Più un mago è anziano e potente, quindi, più l’Universo tende a dargli retta, forse  perché lo conosce da molto tempo e non vede motivi per dubitarne. Questo spiegherebbe anche alcune peculiarità della magia di cui la teoria canonica non dà conto: il fatto, ad esempio, che un mago il cui incantesimo è stato spezzato faccia più fatica a gettare nuove magie. In questo caso l’Universo non si fiderebbe più delle sue parole.

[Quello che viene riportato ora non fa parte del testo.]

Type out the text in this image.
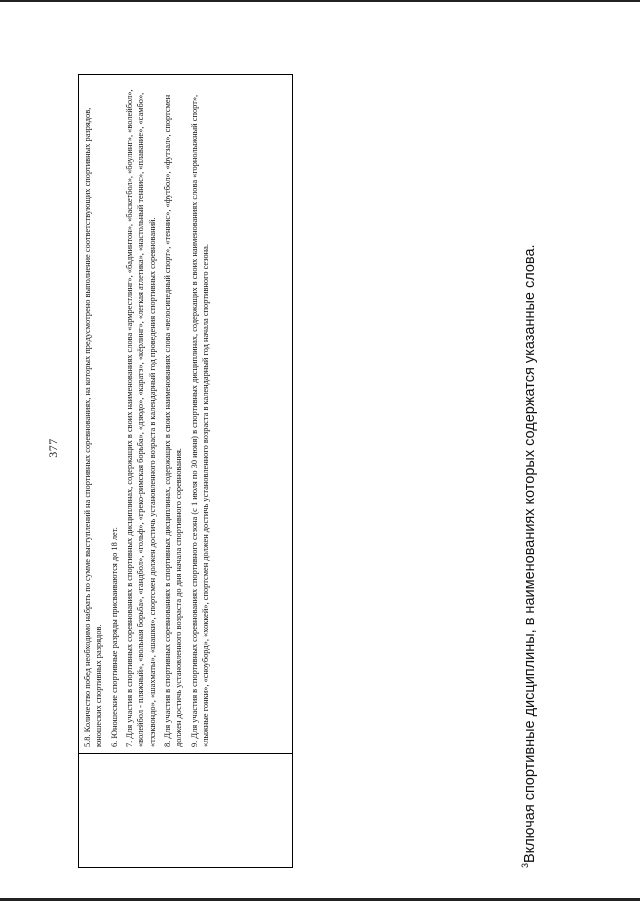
377	5.8. Количество побед необходимо набрать по сумме выступлений на спортивных соревнованиях, на которых предусмотрено выполнение соответствующих спортивных разрядов, юношеских спортивных разрядов. 6. Юношеские спортивные разряды присваиваются до 18 лет. 7. Для участия в спортивных соревнованиях в спортивных дисциплинах, содержащих в своих наименованиях слова «армрестлинг», «бадминтон», «баскетбол», «боулинг», «волейбол», «волейбол - пляжный», «вольная борьба», «гандбол», «гольф», «греко-римская борьба», «дзюдо», «каратэ», «кёрлинг», «легкая атлетика», «настольный теннис», «плавание», «самбо», «тхэквондо», «шахматы», «шашки», спортсмен должен достичь установленного возраста в календарный год проведения спортивных соревнований. 8. Для участия в спортивных соревнованиях в спортивных дисциплинах, содержащих в своих наименованиях слова «велосипедный спорт», «теннис», «футбол», «футзал», спортсмен должен достичь установленного возраста до дня начала спортивного соревнования. 9. Для участия в спортивных соревнованиях спортивного сезона (с 1 июля по 30 июня) в спортивных дисциплинах, содержащих в своих наименованиях слова «горнолыжный спорт», «лыжные гонки», «сноуборд», «хоккей», спортсмен должен достичь установленного возраста в календарный год начала спортивного сезона.

$^3$Включая спортивные дисциплины, в наименованиях которых содержатся указанные слова.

  1. La Teoria dell’Aiuto Esterno. Questa teoria affonda le sue radici nella pratica terrestre della magia antecedente al Cataclisma. Alcuni storici minori e alcuni religiosi dissennati, che giureremmo mai hanno avuto qualcosa a che fare con la Vera Magia, affermano addirittura che essa sia la natura della magia odierna, e che tutti i canti e le storie siano solo del fumo gettato in faccia al popolo per nascondere l’orrore della pratica reale.
La Teoria dell’Aiuto, in breve, afferma che non sia il mago in sé ad avere potere sulle cose, ma un suo aiutante. La natura di questo aiutante è sempre demoniaca. Anche senza scomodare il buon Re Salomone e i suoi libri (l’unico libro di cui può essere stato autore è quello inscritto nell’originale Tempio di Gerulasemme), basterà ricordare che Melchisedeq, Re di Luz e Atlantide, senza dubbio il più grande mago terrestre pre Binario, si dice fosse figlio di un diavolaccio, e che solo in virtù di questa discendenza potesse esercitare la magia (come, a dar retta alla leggenda, l'invenzione magica dell’albero del mandorlo).

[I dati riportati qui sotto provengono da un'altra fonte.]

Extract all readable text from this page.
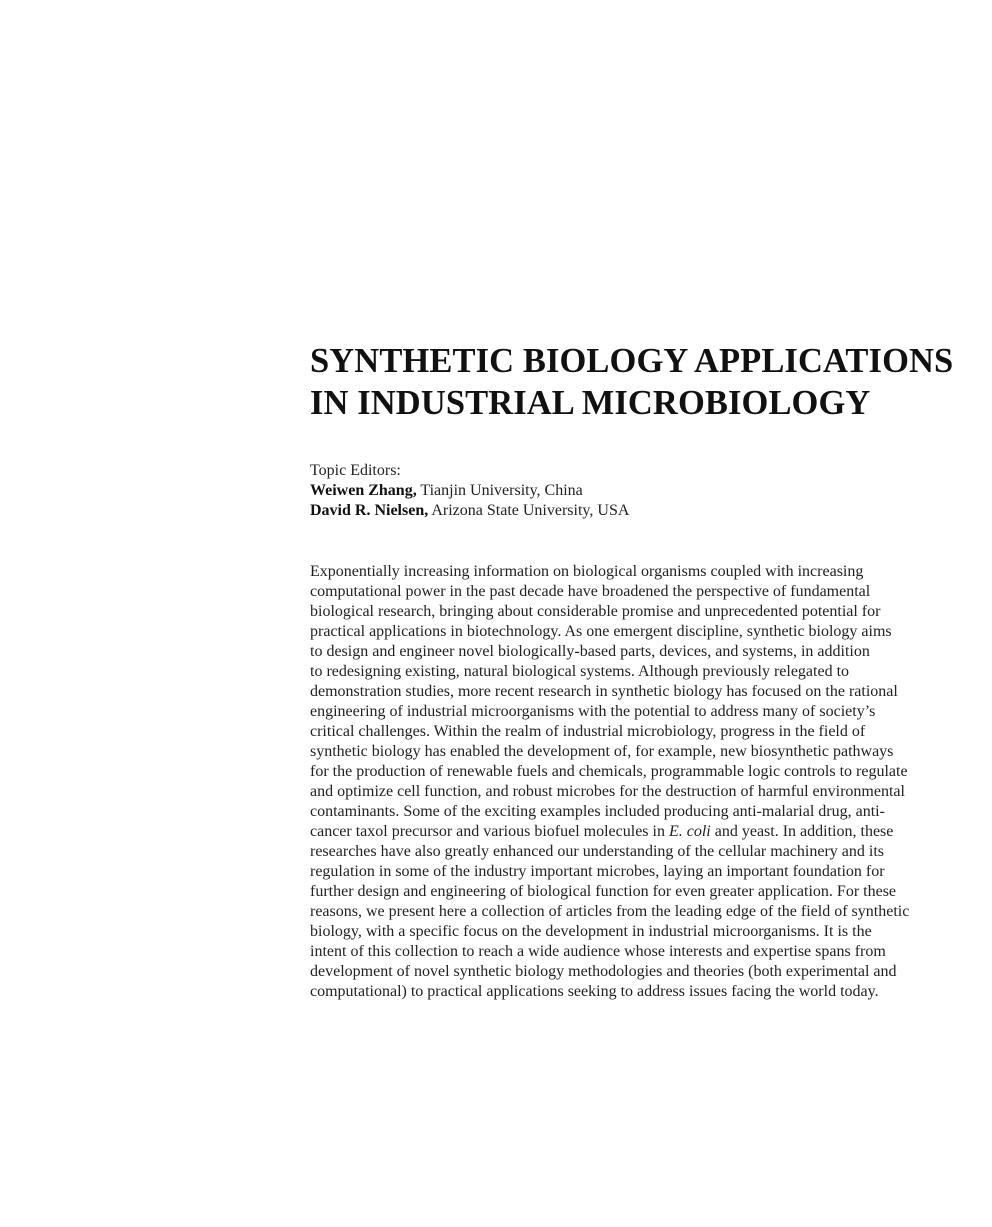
SYNTHETIC BIOLOGY APPLICATIONS
IN INDUSTRIAL MICROBIOLOGY
Topic Editors:
Weiwen Zhang, Tianjin University, China
David R. Nielsen, Arizona State University, USA
Exponentially increasing information on biological organisms coupled with increasing
computational power in the past decade have broadened the perspective of fundamental
biological research, bringing about considerable promise and unprecedented potential for
practical applications in biotechnology. As one emergent discipline, synthetic biology aims
to design and engineer novel biologically-based parts, devices, and systems, in addition
to redesigning existing, natural biological systems. Although previously relegated to
demonstration studies, more recent research in synthetic biology has focused on the rational
engineering of industrial microorganisms with the potential to address many of society’s
critical challenges. Within the realm of industrial microbiology, progress in the field of
synthetic biology has enabled the development of, for example, new biosynthetic pathways
for the production of renewable fuels and chemicals, programmable logic controls to regulate
and optimize cell function, and robust microbes for the destruction of harmful environmental
contaminants. Some of the exciting examples included producing anti-malarial drug, anti-
cancer taxol precursor and various biofuel molecules in E. coli and yeast. In addition, these
researches have also greatly enhanced our understanding of the cellular machinery and its
regulation in some of the industry important microbes, laying an important foundation for
further design and engineering of biological function for even greater application. For these
reasons, we present here a collection of articles from the leading edge of the field of synthetic
biology, with a specific focus on the development in industrial microorganisms. It is the
intent of this collection to reach a wide audience whose interests and expertise spans from
development of novel synthetic biology methodologies and theories (both experimental and
computational) to practical applications seeking to address issues facing the world today.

Questo particolare tipo di magia sembra sia sopravvissuto, sporadicamente e per un tempo circoscritto, anche dopo il Cataclisma: e benché la figura del Dottor Faust (o Faustus, se vogliamo servirci del suo nome latino) sia evidentemente una costruzione posteriore sulla figura di un saltimbanco, è indubbio che Prospero, il Duca di Milano, per architettare i suoi incantesimi, si servisse dell’assistenza di spiriti di dannati o folletti. Il “Sottile Dottor” John, in coda a questa carrellata di maghi, affermava che tutti i suoi incantesimi fossero in realtà opera di un demonietto familiare che lui chiamava Iusuf Ben Nergal, della Corte delle Ortiche, che era invisibile e che lo seguiva ovunque; e noi non abbiamo motivo di dubitare della sua affermazione.
Non c’è dubbio che, se la Teoria dell’Aiuto fosse vera, essa spiegherebbe un tipo di magia ben diversa da quella che viene praticata oggigiorno, e caratterizzata da incantesimi e prodezze ben distanti da quelli cui siamo abituati sulla nostra Terra Binaria. Perché essa sia stata cancellata dall’arrivo di un nuovo tipo di magia, però - e soprattutto se sia davvero stata cancellata, o se non sia solo stata nascosta! -, nessuno studioso pare ancora essere riuscito a spiegarlo.

Per concludere la nostra dissertazione ci preme sottolineare che, come avvenne per un breve periodo con la psicanalisi - prima che essa venisse sostituita dall’Esplorazione Psichica (si vd. Wallin, 2001) -, pare che queste teorie alternative non inficino affatto la pratica magica del singolo, forse proprio in virtù di quei fattori aspecifici che hanno in comune tutte e tre. Quali essi siano, proprio non riesco a immaginarlo. Id est, non importa molto a cosa crediate, la vostra magia funzionerà lo stesso: cosa che, non lo nascondiamo, non smetterà mai di stupirci.


Dott. Ignatius Fortebraccio, Cattedra di Storia della Magia alla London University.
Breve storia della Magia Binaria, John Carlisle, Tottenham Court Ed., 2016.

Trad. it. a cura delle Edizioni Barnaba.